In the past, the terms “data engineer” and “regulatory compliance” did not typically intersect in a business conversation. Data engineers are hard at work building systems to collect raw data for data scientists to analyze. Regulatory compliance, on the other hand, is a realm for another department, like the legal or security team.
However, with the rise of international, state and industry data privacy laws, almost everyone within an organization has to understand how their job can help support compliance -- data engineers included. In fact, in the US, five states have passed data privacy legislation:
- California: Its previous data privacy law, the California Consumer Privacy Act (CCPA), will be replaced by the more comprehensive Consumer Privacy Rights Act (CPRA), effective Jan. 1, 2023.
- Colorado: The Colorado Privacy Act (CPA) goes into effect on July 1, 2023.
- Connecticut: The Connecticut Data Privacy Act (CDPA) goes into effect on July 1, 2023.
- Utah: The Utah Consumer Privacy Act (UCPA) goes into effect on Dec. 31, 2022.
- Virginia: The Virginia Consumer Data Protection Act (VCDPA) goes into effect on Jan. 1, 2023.
The fines for noncompliance can be pretty significant. The retailer Sephora was recently subject to a $1.2 million penalty for not disclosing to consumers that it was selling their data. Given the complexity of compliance -- and the fines -- it is no surprise that companies prioritize compliance-related efforts. In fact, a 2022 EMA survey found that 68% of organizations are using or are planning to use a regulatory compliance program as a market differentiator.
While compliance continues up the queue of business priorities, data use represents more risk than ever. Cloud migration and data sharing have replaced the infrastructure and perimeter of on-premises data storage. As a result, data protection requirements are more stringent as it has become more challenging to secure.
As a result, data engineers, like almost everyone else in the organization, must now understand how their use of and interaction with data impacts compliance risk. Further, there are new skill sets data engineers must possess to work in a compliance-heavy, cloud-first environment.
Let’s take a closer look at three areas where data engineers can support a company’s compliance efforts:
1. Data Sensitivity
How an organization protects data depends on its level of data sensitivity, and data engineers must have a deep understanding of what constitutes sensitive and non-sensitive data. In a compliance-heavy business environment, more sensitive data -- proprietary information, Social Security numbers, credit card numbers, addresses -- must have more rigorous protections when in use.
It is also essential to recognize that privacy laws define data sensitivity differently, which can complicate data protection. The CPRA, for example, has an extensive description of sensitive data and even goes so far as to add a subset called sensitive personal information. The CPA considers information related to a consumer’s sex life and mental and physical health conditions as sensitive data, and the VCDPA includes geolocation-information sensitive data. When data engineers can identify data sensitivity -- and take the proper actions based on that sensitivity -- they can drastically reduce the risk of noncompliance.
2. Use Requirements
Once data is classified for sensitivity, it is much easier to determine how to handle it, depending on what will be done with the data. As we know, data is constantly moving from on-premises to the cloud. It is shared inside and outside the organization and moved from high to low environments. Companies must incorporate strong protection methods as data flows from location to location.
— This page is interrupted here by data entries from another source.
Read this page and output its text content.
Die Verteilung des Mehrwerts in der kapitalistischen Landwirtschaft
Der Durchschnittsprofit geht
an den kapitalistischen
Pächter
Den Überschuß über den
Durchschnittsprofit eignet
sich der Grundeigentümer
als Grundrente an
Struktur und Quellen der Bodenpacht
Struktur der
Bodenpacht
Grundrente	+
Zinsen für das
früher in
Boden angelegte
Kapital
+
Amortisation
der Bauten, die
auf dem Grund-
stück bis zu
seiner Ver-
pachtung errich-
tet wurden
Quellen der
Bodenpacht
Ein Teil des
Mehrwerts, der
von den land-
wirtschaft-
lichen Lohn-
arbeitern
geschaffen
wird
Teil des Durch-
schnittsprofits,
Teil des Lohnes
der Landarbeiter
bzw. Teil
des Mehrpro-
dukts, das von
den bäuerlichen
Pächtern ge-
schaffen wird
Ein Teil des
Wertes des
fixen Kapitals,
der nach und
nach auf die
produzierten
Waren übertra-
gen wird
For example, there are times when a piece of sensitive, de-identified data must be re-identified. In these cases, the appropriate protections must be in place to ensure re-identified data is not exposed. And from there, data engineers must know how it can be used in its current state to ensure compliance. There’s no linear prescription -- a “do this, do that” model. Compliance varies based on unique combinations of countries, states, and industries in which a business operates.
3. Security Controls
Before the great migration to the cloud, data security controls were straightforward: Protect the network's perimeter to prevent unauthorized access to data. Since the cloud has no perimeter and data is continuously moving, companies must implement more security controls. And the form of control necessary depends on the data type and usage.
Data engineers must become acutely aware of the myriad controls in use -- like understanding the difference between masking, tokenization and encryption, and when and how they should be applied without diminishing the data’s value. While data engineers aren’t responsible for applying these controls, they need to understand to whom they can and cannot send data. And they need to have enough background on security controls to spot when a protection method has not been applied or has been misapplied.
Data privacy regulations are only increasing, as are high expectations related to data protection. It takes a 360-degree view by everyone in the organization to keep people and data safe. Data engineers play a big part in helping organizations reduce risk. Keeping abreast of the latest data privacy laws and dedicating a portion of their time to educating themselves on data sensitivity, use requirements and security controls will go a long way to ensuring privacy and compliance become part of a company’s fabric in the long term.